Northwestern Uni boosts solar efficiency
Northwestern Uni has cracked a new anode coating strategy to get solar cells running more efficiently, according to the US educator, which will produce “cheaper, more manufacturable and more easily implemented solar cells”.
Here comes the science bit – concentrate. Greenbang will let Northwestern explain in its own words:
To date, the most successful type of plastic photovoltaic cell is called a “bulk-heterojunction cell.” This cell utilizes a layer consisting of a mixture of a semiconducting polymer (an electron donor) and a fullerene (an electron acceptor) sandwiched between two electrodes — one a transparent electrically conducting electrode (the anode, which is usually a tin-doped indium oxide) and a metal (the cathode), such as aluminum.
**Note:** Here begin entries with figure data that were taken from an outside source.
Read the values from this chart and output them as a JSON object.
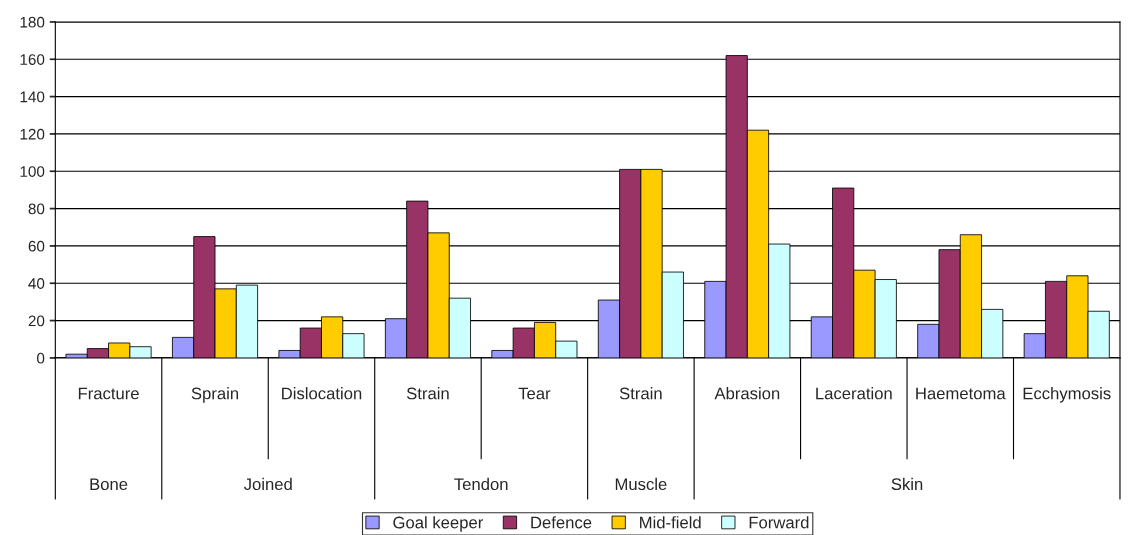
{
  "chart_data": {
    "type": "bar",
    "categories": [
      "Fracture",
      "Sprain",
      "Dislocation",
      "Strain",
      "Tear",
      "Strain",
      "Abrasion",
      "Laceration",
      "Haemetoma",
      "Ecchymosis"
    ],
    "series": [
      {
        "name": "Goal keeper",
        "color": "#9999ff",
        "values": [
          2,
          11,
          4,
          21,
          4,
          31,
          41,
          22,
          18,
          13
        ]
      },
      {
        "name": "Defence",
        "color": "#993366",
        "values": [
          5,
          65,
          16,
          84,
          16,
          101,
          162,
          91,
          58,
          41
        ]
      },
      {
        "name": "Mid-field",
        "color": "#ffcc00",
        "values": [
          8,
          37,
          22,
          67,
          19,
          101,
          122,
          47,
          66,
          44
        ]
      },
      {
        "name": "Forward",
        "color": "#ccffff",
        "values": [
          6,
          39,
          13,
          32,
          9,
          46,
          61,
          42,
          26,
          25
        ]
      }
    ],
    "annotations": [
      "Bone",
      "Joined",
      "Tendon",
      "Muscle",
      "Skin"
    ],
    "ylim": [
      0,
      180
    ],
    "yticks": [
      0,
      20,
      40,
      60,
      80,
      100,
      120,
      140,
      160,
      180
    ],
    "grid": "y",
    "legend": "bottom"
  }
}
When light enters through the transparent conducting electrode and strikes the light-absorbing polymer layer, electricity flows due to formation of pairs of electrons and holes that separate and move to the cathode and anode, respectively. These moving charges are the electrical current (photocurrent) generated by the cell and are collected by the two electrodes, assuming that each type of charge can readily traverse the interface between the polymer-fullerene active layer and the correct electrode to carry away the charge — a significant challenge.
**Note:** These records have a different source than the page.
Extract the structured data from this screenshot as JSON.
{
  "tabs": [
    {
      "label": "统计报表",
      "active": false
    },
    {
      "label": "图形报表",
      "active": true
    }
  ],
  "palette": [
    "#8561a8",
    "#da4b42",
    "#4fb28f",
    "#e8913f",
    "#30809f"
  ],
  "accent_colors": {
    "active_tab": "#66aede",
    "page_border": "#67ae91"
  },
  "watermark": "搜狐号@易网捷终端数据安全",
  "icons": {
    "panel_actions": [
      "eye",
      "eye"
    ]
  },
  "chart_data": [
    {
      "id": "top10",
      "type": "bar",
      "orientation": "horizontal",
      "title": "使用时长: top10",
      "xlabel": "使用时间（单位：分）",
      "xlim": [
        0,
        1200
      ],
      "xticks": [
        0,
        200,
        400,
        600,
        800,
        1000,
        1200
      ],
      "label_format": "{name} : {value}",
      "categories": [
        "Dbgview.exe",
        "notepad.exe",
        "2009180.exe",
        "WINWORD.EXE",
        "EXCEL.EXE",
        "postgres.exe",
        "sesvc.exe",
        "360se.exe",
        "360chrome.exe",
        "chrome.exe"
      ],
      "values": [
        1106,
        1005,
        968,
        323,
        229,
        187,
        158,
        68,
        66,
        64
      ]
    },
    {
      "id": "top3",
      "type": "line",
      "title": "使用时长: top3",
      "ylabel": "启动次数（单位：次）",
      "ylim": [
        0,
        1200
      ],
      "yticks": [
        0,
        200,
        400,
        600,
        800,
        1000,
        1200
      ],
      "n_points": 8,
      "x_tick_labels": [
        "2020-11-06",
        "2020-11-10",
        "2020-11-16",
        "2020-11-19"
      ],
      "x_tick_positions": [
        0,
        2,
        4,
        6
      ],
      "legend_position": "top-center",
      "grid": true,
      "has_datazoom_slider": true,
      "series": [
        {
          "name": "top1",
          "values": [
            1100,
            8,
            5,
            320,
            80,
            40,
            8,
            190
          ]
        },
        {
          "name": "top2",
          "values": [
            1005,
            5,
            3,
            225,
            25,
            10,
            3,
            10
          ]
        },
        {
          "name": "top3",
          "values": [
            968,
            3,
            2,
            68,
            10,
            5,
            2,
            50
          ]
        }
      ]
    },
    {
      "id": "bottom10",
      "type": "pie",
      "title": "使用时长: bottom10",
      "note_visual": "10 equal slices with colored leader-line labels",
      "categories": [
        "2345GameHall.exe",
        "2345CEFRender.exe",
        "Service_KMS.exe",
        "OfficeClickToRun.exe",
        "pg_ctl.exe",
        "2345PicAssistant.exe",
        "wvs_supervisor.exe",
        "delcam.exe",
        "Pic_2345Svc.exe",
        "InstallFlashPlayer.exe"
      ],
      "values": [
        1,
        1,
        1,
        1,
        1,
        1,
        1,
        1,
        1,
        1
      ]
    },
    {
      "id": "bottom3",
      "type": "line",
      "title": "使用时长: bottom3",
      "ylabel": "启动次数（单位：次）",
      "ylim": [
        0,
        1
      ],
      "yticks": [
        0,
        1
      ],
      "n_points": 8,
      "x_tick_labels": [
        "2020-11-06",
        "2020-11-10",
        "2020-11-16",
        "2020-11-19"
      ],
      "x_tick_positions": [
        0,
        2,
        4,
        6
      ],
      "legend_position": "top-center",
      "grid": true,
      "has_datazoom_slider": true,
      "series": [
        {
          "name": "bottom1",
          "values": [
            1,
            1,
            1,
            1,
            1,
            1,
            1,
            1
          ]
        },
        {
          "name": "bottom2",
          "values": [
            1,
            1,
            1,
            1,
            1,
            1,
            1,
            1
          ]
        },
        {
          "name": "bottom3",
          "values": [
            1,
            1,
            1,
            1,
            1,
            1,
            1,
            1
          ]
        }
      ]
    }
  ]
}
The Northwestern researchers employed a laser deposition technique that coats the anode with a very thin (5 to 10 nanometers thick) and smooth layer of nickel oxide. This material is an excellent conductor for extracting holes from the irradiated cell but, equally important, is an efficient “blocker” which prevents misdirected electrons from straying to the “wrong” electrode (the anode), which would compromise the cell energy conversion efficiency.
And in short, all this scientific talk translates to this: the researchers upped cell voltage by approximately 40 percent and the power conversion efficiency from approximately 3 to 4 percent to 5.2 to 5.6 percent.